Em 1994, quando Fernando Henrique Cardoso foi eleito presidente da República pela primeira vez, escrevi um texto com o título de “Planejamento familiar”, que fez parte de um documento maior intitulado “Se eu fosse presidente”.
Abordei a proibição de mulheres e homens realizarem laqueadura e vasectomia pelo Sistema Único de Saúde – SUS. Passaram-se 21 anos e os problemas continuam praticamente os mesmos.
Houve diminuição na quantidade de filhos por casais. Em contrapartida, os jovens passaram a ter filhos ainda mais novos do que antes. Não é considerado que os casamentos hoje têm prazos de validade curtos. As pessoas continuam não se estruturando para casar ou para ter filhos. Mais do que antes, os adolescentes não precisam de autorização dos pais para trazer as namoradas para suas casas. Mais rápido ainda são aqueles que trazem para casa de forma definitiva após o encontro numa balada. Os filhos vêm fruto da irresponsabilidade da primeira noitada, sem preocupação com as condições materiais para cuidar, nem com o caráter do outro, muito menos com a própria saúde. Os problemas como a violência doméstica e de abusos sexuais contra filhos que já existiam são rotineiros e de conhecimento público.
Não existe razão única para a perpetuação de problemas sociais. Muitas variantes ajudam, o que dificulta identificar a raiz e o remédio eficaz para a cura.

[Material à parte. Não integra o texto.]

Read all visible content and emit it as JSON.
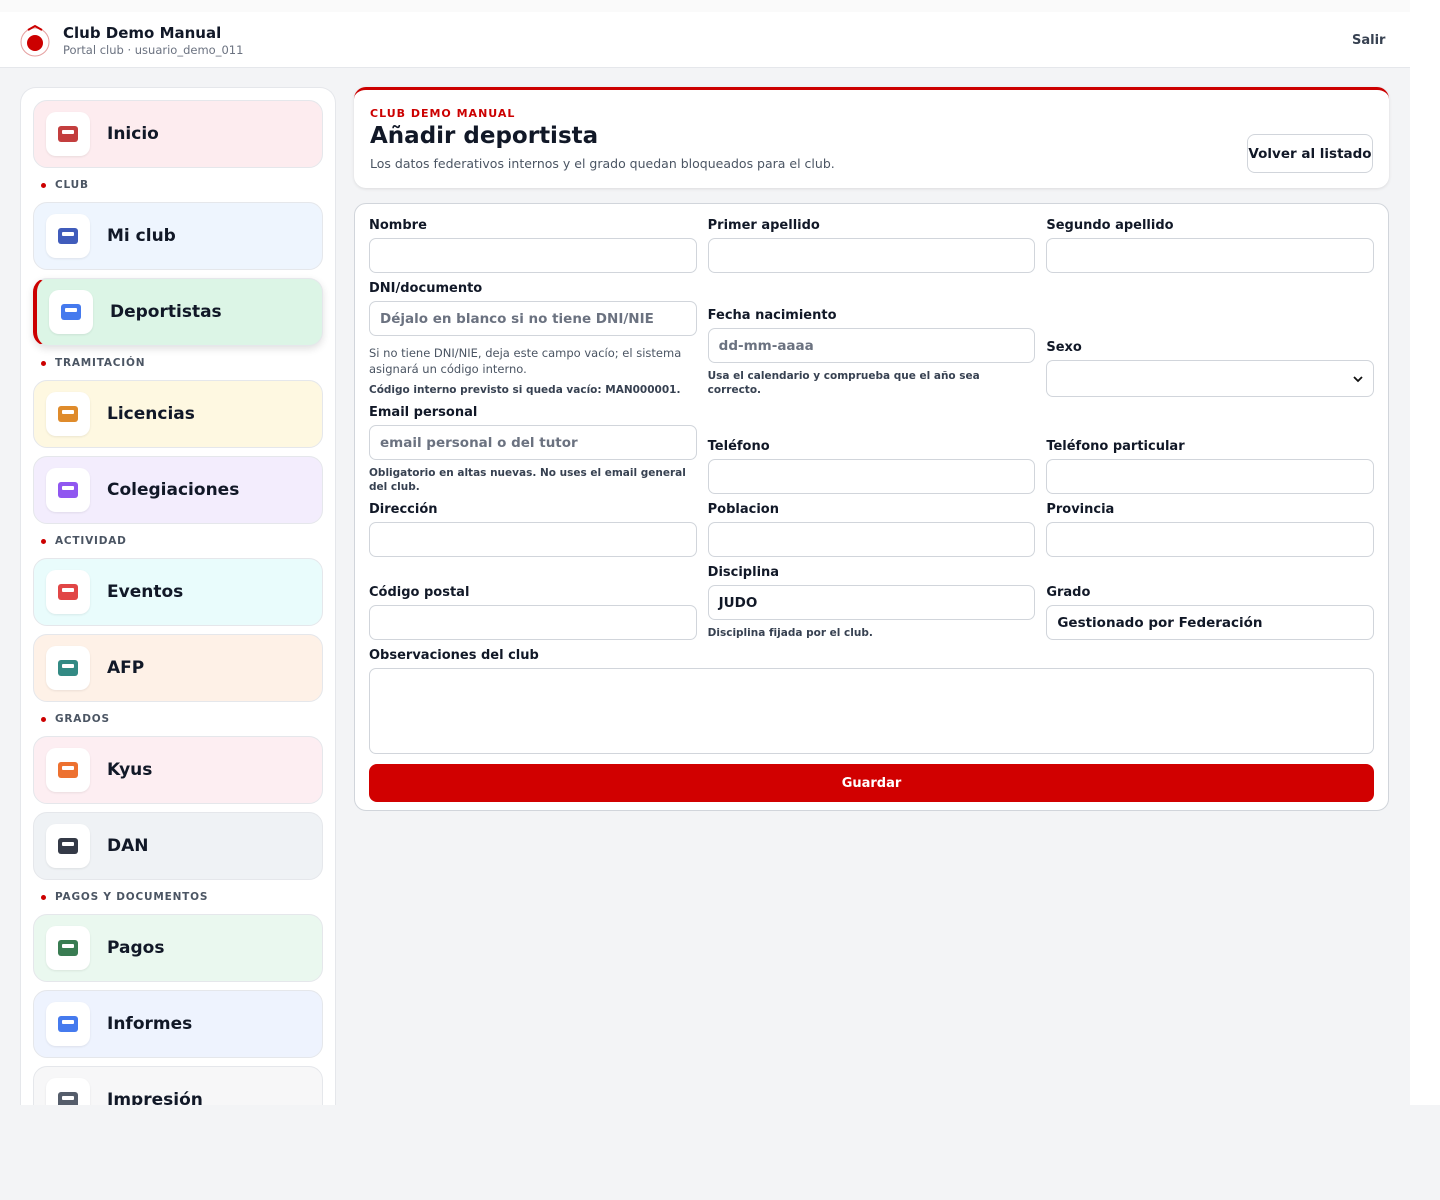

Na “fabricação” desenfreada de filhos a qualquer custo, uma das mais complicadas é a glamourização do “ter filho” nas camadas sociais mais pobres e ter isso como sinônimo de felicidade plena.
Qualquer demonstração de infelicidade de quem não procriou é associada a essa falta, a esse vazio. O inverso é proporcionalmente verdadeiro: só é feliz plenamente quem tem filho.
É comum se ouvir que “agora estou plenamente realizada”, quando se constata uma gravidez, mesmo precoce, mesmo do décimo filho e dentro de uma situação de absoluta pobreza. Mesmo desempregados, sem um plano de saúde e até sem uma casa para morar não pesam na busca da felicidade épica.
Se uma pessoa opta por viajar, frequentar restaurantes, parques de diversão, em vez de fazer mamadeira ou limpar cocô de criança, é vista como dissimulada. Afinal, como alguém pode fazer uma opção tão absurda dessas!
Não há nada de errado no fato de cada um fazer da sua vida o que bem entender. Erro está nas consequências posteriores. E a responsabilidade nunca é atribuída a quem deu causa. É sempre dos governos e da sociedade.
Um bom começo para barrar essa “fabricação” de filhos seria quebrar a glamourização inconsequente, mencionar a trabalheira e dor de cabeça que filhos trazem e jamais difundir a ideia de que só é feliz quem tem filho.